All the original data nodes are now the part of cluster.

The primary shard you looked at above is recovering:

This means you should just wait and eventually it will recover.

This suggests you have increased a setting such as cluster.routing.allocation.node_concurrent_recoveries far too high. Your cluster may be deadlocked. Could you set it (and any other related settings) back to the default and perform a full cluster restart?

But the primary shards are in intializing state since 4-5days.

Hi,
I am using k8s environment. What do you mean by full cluster restart? How can I restart my ES cluster?

I don't know about Kubernetes specifically, but a full cluster restart is where you shut all of the nodes down and then start them all up again.

Hi,
On what all conditions/scenarios can cluster.routing.allocation.node_concurrent_recoveries be tuned to other values than default values?

I would only use this parameter for experiments in a test environment. I would not recommend adjusting it from the default in a production environment.

Have you tried the reroute API?

POST /_cluster/reroute?retry_failed=true

The cluster will attempt to allocate a shard a maximum of index.allocation.max_retries times in a row (defaults to 5 ), before giving up and leaving the shard unallocated. This scenario can be caused by structural problems such as having an analyzer which refers to a stopwords file which doesn’t exist on all nodes.

Once the problem has been corrected, allocation can be manually retried by calling the reroute API with the ?retry_failed URI query parameter, which will attempt a single retry round for these shards.

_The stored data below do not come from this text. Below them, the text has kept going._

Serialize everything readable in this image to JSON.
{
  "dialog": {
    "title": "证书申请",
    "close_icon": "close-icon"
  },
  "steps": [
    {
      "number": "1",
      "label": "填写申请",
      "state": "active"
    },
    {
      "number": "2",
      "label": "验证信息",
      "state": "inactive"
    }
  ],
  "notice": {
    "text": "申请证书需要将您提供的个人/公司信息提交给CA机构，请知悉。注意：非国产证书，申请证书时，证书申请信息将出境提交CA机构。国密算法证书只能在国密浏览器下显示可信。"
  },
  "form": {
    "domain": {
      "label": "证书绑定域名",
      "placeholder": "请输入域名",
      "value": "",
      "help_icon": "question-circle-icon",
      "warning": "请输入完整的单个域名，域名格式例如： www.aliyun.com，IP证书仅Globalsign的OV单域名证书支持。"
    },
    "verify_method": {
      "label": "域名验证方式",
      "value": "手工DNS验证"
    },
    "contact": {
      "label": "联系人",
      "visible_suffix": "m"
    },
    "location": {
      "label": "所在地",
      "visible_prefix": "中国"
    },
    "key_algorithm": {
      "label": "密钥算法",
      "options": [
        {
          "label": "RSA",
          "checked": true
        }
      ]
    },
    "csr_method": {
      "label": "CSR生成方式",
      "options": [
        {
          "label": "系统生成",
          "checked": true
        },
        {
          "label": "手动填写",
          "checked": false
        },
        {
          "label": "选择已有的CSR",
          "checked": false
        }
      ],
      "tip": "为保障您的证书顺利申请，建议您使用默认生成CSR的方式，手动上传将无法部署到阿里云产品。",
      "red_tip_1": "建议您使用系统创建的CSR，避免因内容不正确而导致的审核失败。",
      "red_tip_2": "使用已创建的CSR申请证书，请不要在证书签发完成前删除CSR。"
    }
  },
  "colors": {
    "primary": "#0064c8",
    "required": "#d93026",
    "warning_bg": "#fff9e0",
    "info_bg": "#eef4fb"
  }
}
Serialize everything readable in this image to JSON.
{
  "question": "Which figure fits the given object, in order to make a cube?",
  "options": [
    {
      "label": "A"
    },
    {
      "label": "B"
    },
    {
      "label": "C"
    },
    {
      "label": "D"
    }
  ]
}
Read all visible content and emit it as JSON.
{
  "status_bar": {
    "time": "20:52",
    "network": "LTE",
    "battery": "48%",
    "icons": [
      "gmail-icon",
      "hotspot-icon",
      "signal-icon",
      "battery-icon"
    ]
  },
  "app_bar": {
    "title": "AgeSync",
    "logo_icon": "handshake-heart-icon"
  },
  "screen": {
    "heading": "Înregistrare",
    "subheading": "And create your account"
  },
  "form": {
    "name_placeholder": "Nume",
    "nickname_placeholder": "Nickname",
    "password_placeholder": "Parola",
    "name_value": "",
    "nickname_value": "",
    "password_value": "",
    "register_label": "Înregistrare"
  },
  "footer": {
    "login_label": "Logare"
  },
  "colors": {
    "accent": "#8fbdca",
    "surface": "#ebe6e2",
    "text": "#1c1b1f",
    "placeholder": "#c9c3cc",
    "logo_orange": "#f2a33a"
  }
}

https://www.elastic.co/guide/en/elasticsearch/reference/6.6/cluster-reroute.html#_retrying_failed_allocations

Hi,
I have set back the cluster.routing.allocation.node_concurrent_recoveries to default value and performed a full cluster restart. And also i have performed reroute API with ?retry_failed.
Now I am able to reduce the number of shards which are in red state. So after performing this i have 66 unassigned shards.
Now I have many indices with some shards are in red state. Since i have recovered some of the shards of that index, I do not want to delete the full index in red state to bring back my cluster to healthy state.
So how can I delete particular red shard of an index without deleting the whole index?